May 22, 2015
Dr. Julianne Malveaux addresses summit attendees. Photo by Hedi Rudd
The Madison Region’s Economic and Diversity Summit at the Monona Terrace last week was an outstanding success.
In continuing partnership, the Urban League of Greater Madison (ULGM) and Madison Region Economic Partnership (MadREP) designed the event to bring together diverse voices from the public and private sectors to focus on economic, workforce and community development.
These two organizations built upon last year’s summit by pursuing many initiatives, most notably the region’s first Workplace Diversity & Inclusion Survey. This assessment and other initiatives pursued by the partnership are a testament to what the annual summit strives for: the intentional development of a diverse workforce with the Madison region becoming an economic model of inclusion.
Before an audience of about 450 attendees, the event was co-hosted by Paul Jadin, MadREP President, and Dr. Ruben Anthony, President and CEO of ULGM. Featured speakers included Dr. Julianne Malveaux, president emeritus of Bennett College for Women, Chris Brassell, national director in the PricewaterhouseCoopers’ Office of Diversity and Steve Pemberton, divisional vice president and chief diversity officer for Walgreen’s.
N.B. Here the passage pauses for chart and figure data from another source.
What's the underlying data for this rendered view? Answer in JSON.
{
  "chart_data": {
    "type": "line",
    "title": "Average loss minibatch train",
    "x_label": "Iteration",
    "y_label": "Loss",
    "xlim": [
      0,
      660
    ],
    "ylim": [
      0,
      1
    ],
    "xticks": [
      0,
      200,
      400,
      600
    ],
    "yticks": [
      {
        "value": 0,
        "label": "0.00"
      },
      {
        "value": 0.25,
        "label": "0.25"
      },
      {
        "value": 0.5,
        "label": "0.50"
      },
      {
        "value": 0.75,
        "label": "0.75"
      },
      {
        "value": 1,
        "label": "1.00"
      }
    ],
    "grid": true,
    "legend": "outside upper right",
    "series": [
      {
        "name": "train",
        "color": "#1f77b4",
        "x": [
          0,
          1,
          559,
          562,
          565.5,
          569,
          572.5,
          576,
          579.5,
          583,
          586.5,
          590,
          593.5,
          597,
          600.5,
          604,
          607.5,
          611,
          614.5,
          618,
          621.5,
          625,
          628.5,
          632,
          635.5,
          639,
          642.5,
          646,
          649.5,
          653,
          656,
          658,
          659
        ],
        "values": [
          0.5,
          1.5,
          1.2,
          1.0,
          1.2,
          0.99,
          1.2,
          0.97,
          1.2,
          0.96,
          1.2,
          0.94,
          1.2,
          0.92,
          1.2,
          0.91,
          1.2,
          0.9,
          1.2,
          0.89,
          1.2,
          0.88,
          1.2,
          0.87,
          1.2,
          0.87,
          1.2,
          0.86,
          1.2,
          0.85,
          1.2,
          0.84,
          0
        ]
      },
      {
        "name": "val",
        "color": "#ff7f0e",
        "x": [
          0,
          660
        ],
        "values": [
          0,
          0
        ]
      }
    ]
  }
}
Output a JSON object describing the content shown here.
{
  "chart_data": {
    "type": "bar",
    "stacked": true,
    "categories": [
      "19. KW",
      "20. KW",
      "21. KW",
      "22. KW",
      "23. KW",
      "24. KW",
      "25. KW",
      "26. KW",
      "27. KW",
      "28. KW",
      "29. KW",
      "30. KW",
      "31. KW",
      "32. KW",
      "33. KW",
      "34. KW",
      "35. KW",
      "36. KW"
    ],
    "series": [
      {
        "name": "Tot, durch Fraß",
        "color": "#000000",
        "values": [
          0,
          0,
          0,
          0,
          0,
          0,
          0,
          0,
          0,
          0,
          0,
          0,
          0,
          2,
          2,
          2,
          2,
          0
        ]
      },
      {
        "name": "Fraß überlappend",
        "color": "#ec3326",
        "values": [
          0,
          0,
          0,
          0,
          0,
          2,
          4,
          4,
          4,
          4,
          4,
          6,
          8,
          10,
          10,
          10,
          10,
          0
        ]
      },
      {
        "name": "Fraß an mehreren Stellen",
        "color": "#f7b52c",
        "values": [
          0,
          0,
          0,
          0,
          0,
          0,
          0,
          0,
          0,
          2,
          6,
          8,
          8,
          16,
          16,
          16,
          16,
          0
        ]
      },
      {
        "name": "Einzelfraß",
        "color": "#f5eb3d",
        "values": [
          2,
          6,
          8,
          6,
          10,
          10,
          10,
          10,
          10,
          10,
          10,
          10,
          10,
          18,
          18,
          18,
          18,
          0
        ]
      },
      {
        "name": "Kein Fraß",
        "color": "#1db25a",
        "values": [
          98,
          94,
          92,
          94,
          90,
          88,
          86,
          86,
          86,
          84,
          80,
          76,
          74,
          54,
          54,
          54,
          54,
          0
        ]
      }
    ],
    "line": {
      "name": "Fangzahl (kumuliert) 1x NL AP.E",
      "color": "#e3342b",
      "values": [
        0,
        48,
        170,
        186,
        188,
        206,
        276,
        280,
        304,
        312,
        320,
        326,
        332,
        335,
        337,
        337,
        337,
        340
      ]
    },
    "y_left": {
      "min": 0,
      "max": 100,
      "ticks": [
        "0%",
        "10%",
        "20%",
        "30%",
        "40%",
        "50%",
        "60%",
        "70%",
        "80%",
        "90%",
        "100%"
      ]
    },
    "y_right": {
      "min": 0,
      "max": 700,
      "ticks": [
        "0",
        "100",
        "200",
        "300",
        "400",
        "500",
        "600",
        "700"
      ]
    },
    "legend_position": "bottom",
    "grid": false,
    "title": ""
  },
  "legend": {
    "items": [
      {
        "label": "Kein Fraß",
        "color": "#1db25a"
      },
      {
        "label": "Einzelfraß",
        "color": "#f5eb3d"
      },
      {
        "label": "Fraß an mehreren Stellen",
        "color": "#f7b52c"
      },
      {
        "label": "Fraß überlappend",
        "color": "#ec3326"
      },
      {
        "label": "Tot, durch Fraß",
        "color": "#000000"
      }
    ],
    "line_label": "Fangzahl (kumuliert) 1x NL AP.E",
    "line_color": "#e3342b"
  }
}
Dr. Malveaux is an economist with degrees from Boston University and MIT and is an author and a regular contributor to The Madison Times as columnist for the National Newspaper Publishers Association (NNPA).
Dr. Malveaux gave her take on how diversity in the workplace has been generally viewed in recent years and how the MadREP assessment reflects the need to change attitudes about diversity.
“Although the words diversity and inclusion are used very frequently, they’re like throwaway words everybody dives to,” she said. “But guess what? We’ve just come out of a great recession and during a recession, diversity takes a backseat. Somehow diversity goals leave us. And that’s wrong.”
“That’s what the diversity issue is about. It’s about effort,” she continued. “When you talk about economic development, a lot of folks think of putting money in a business or a region to let it grow. [But] I want you to think about how you can have economic development and justice. It means that rewards are being more evenly distributed than they have been.”
“When people tell me they have diversity fatigue, I tell them they have reality fatigue,” she concluded. “Because diversity is here, whether you like it or not.”